Using the lock statement you can control different threads' access to code within the code block. It is commonly used to prevent race conditions, for example multiple threads reading and removing items from a collection. As locking forces threads to wait for other threads to exit a code block it can cause delays that could be solved with other synchronization methods.

MSDN

The lock keyword marks a statement block as a critical section by obtaining the mutual-exclusion lock for a given object, executing a statement, and then releasing the lock.

The lock keyword ensures that one thread does not enter a critical section of code while another thread is in the critical section.
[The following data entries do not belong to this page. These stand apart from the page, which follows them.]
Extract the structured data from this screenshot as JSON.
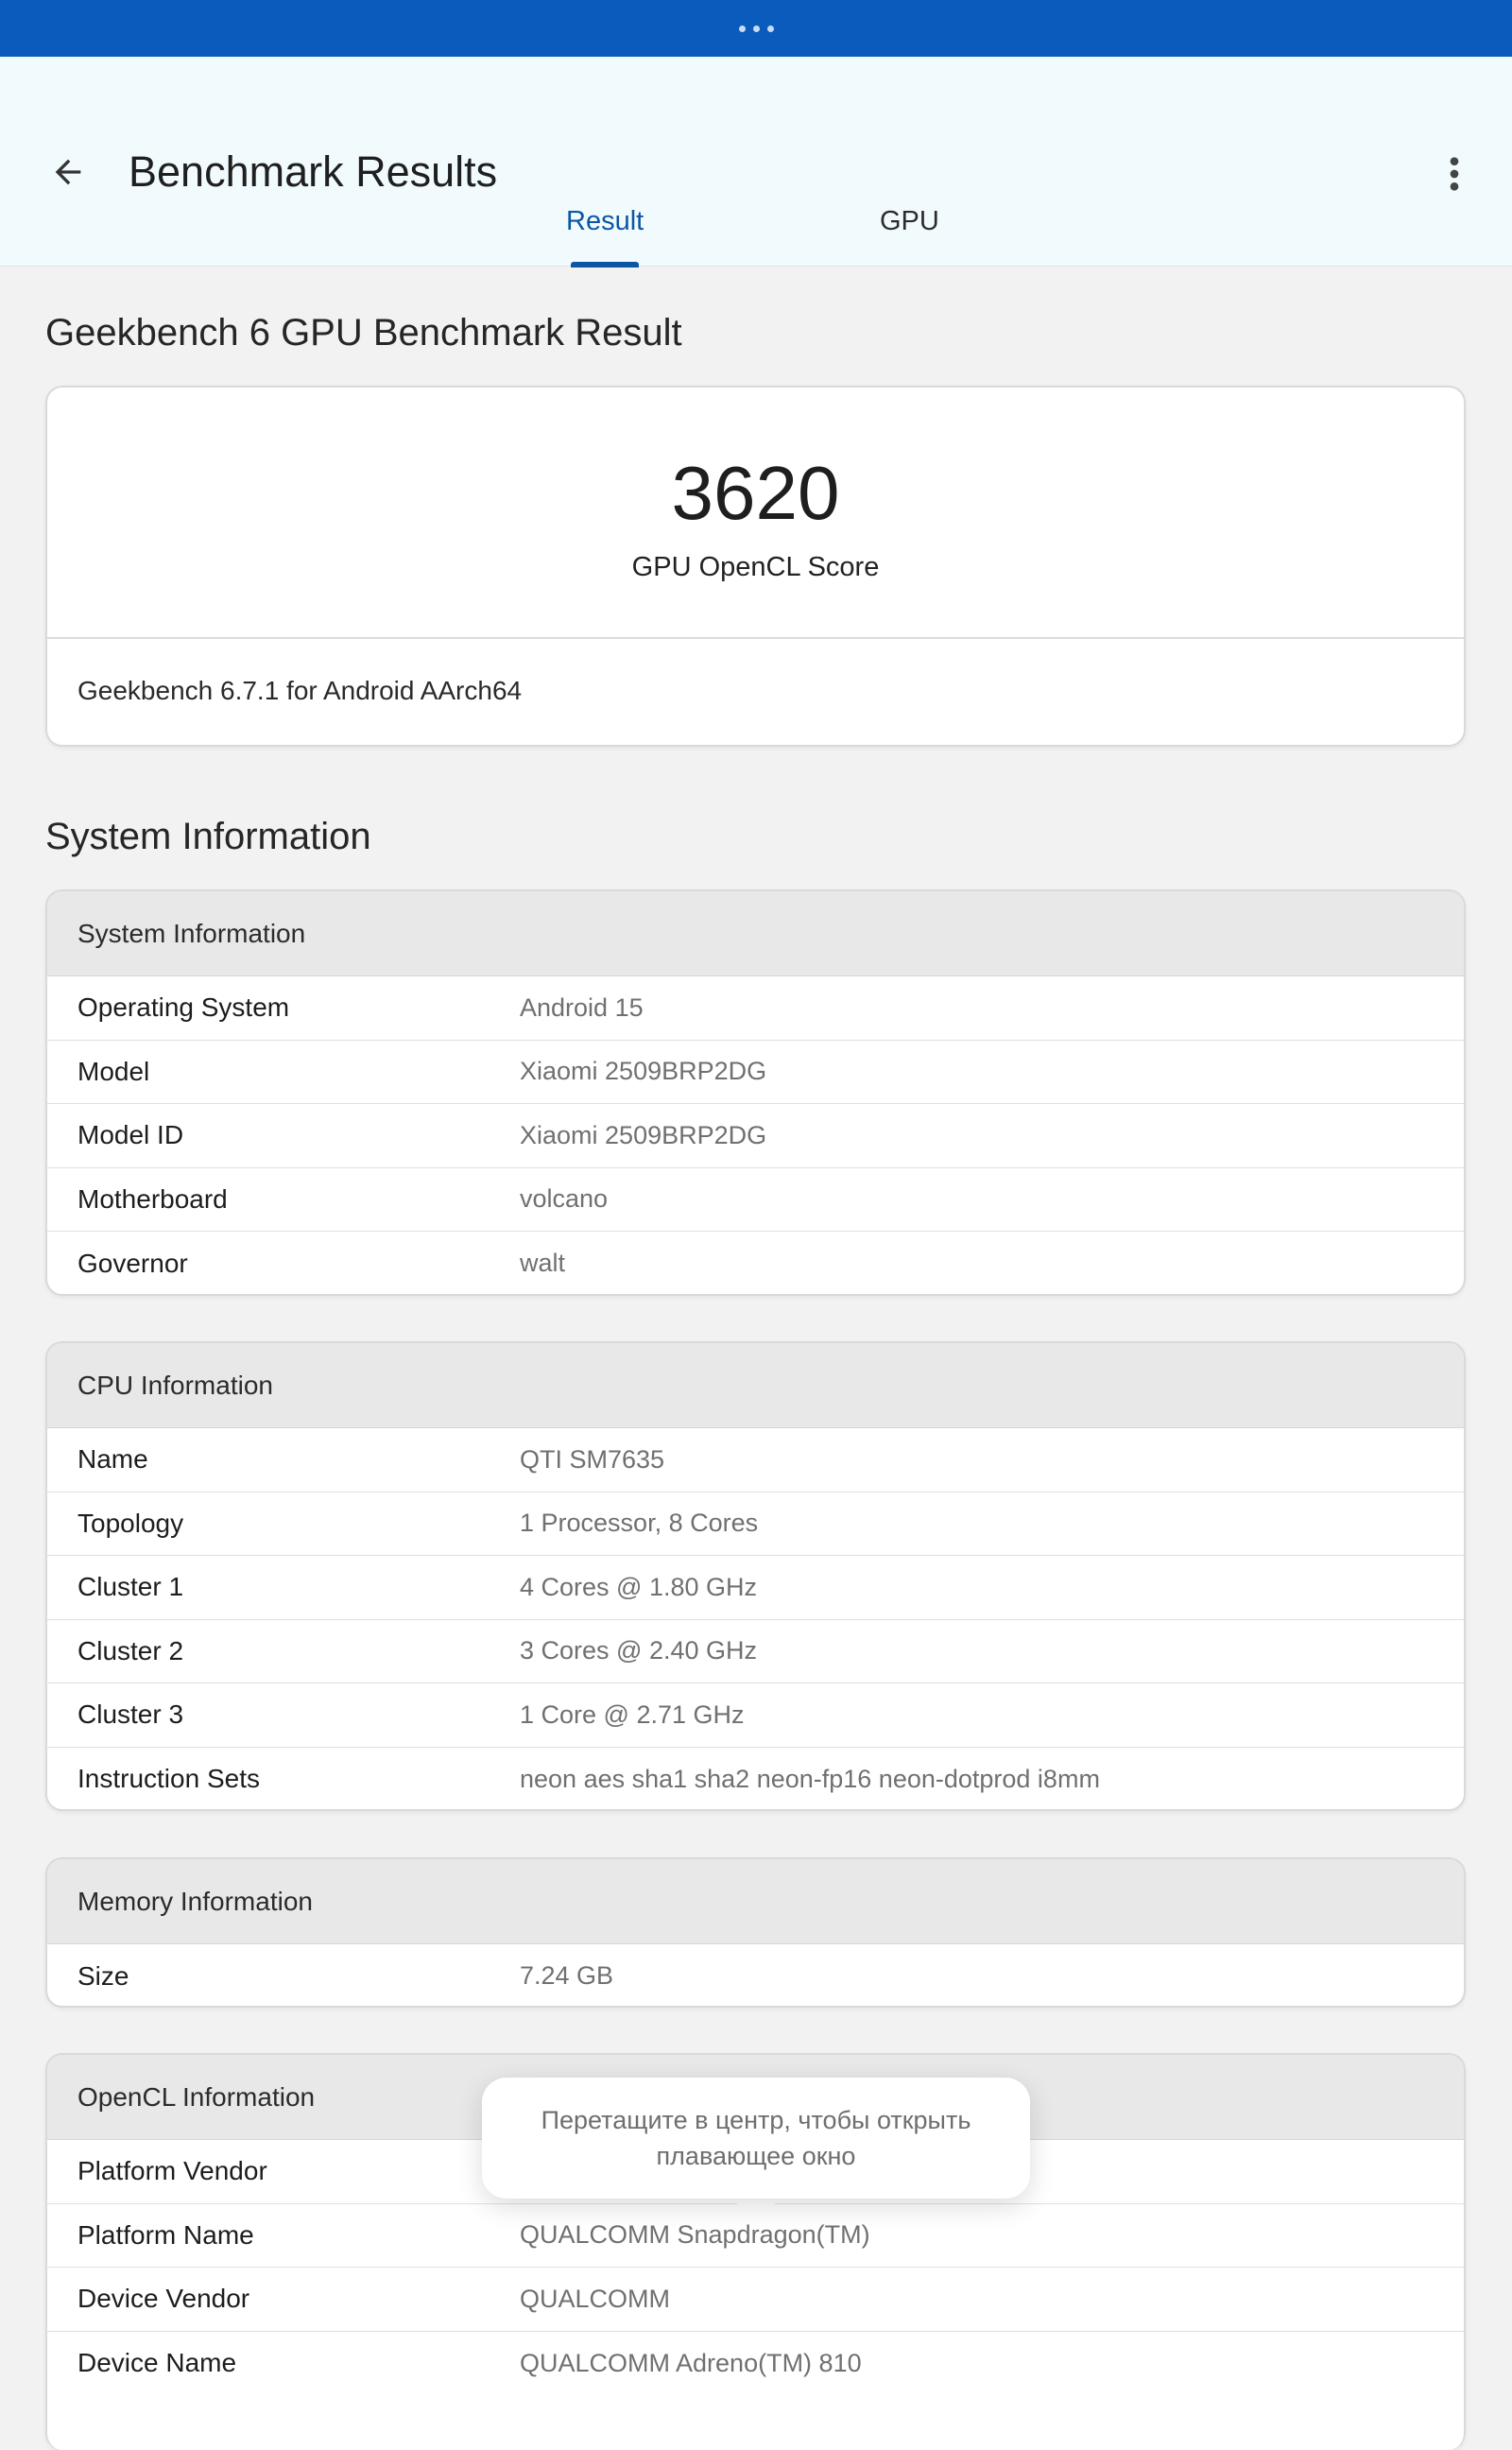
{
  "app": {
    "title": "Benchmark Results",
    "tabs": [
      {
        "label": "Result",
        "active": true
      },
      {
        "label": "GPU",
        "active": false
      }
    ]
  },
  "result": {
    "heading": "Geekbench 6 GPU Benchmark Result",
    "score": "3620",
    "score_label": "GPU OpenCL Score",
    "version": "Geekbench 6.7.1 for Android AArch64"
  },
  "system_section_heading": "System Information",
  "cards": [
    {
      "title": "System Information",
      "rows": [
        {
          "label": "Operating System",
          "value": "Android 15"
        },
        {
          "label": "Model",
          "value": "Xiaomi 2509BRP2DG"
        },
        {
          "label": "Model ID",
          "value": "Xiaomi 2509BRP2DG"
        },
        {
          "label": "Motherboard",
          "value": "volcano"
        },
        {
          "label": "Governor",
          "value": "walt"
        }
      ]
    },
    {
      "title": "CPU Information",
      "rows": [
        {
          "label": "Name",
          "value": "QTI SM7635"
        },
        {
          "label": "Topology",
          "value": "1 Processor, 8 Cores"
        },
        {
          "label": "Cluster 1",
          "value": "4 Cores @ 1.80 GHz"
        },
        {
          "label": "Cluster 2",
          "value": "3 Cores @ 2.40 GHz"
        },
        {
          "label": "Cluster 3",
          "value": "1 Core @ 2.71 GHz"
        },
        {
          "label": "Instruction Sets",
          "value": "neon aes sha1 sha2 neon-fp16 neon-dotprod i8mm"
        }
      ]
    },
    {
      "title": "Memory Information",
      "rows": [
        {
          "label": "Size",
          "value": "7.24 GB"
        }
      ]
    },
    {
      "title": "OpenCL Information",
      "rows": [
        {
          "label": "Platform Vendor",
          "value": ""
        },
        {
          "label": "Platform Name",
          "value": "QUALCOMM Snapdragon(TM)"
        },
        {
          "label": "Device Vendor",
          "value": "QUALCOMM"
        },
        {
          "label": "Device Name",
          "value": "QUALCOMM Adreno(TM) 810"
        }
      ]
    }
  ],
  "toast": {
    "text": "Перетащите в центр, чтобы открыть плавающее окно"
  },
  "colors": {
    "status_strip": "#0b5bbd",
    "appbar_bg": "#f1fbfd",
    "accent": "#0b57a4",
    "page_bg": "#f2f2f2",
    "card_header_bg": "#e8e8e8"
  }
}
If another thread tries to enter a locked code, it will wait, block, until the object is released.

Best practice is to define a **private** object to lock on, or a private static object variable to protect data common to all instances.

In C# 5.0 and later, the lock statement is equivalent to:

bool lockTaken = false;
try 
{
    System.Threading.Monitor.Enter(refObject, ref lockTaken);
    // code 
}
finally 
{
    if (lockTaken)
        System.Threading.Monitor.Exit(refObject);
}

For C# 4.0 and earlier, the lock statement is equivalent to:

System.Threading.Monitor.Enter(refObject);
try 
{
    // code
}
finally 
{
     System.Threading.Monitor.Exit(refObject);
}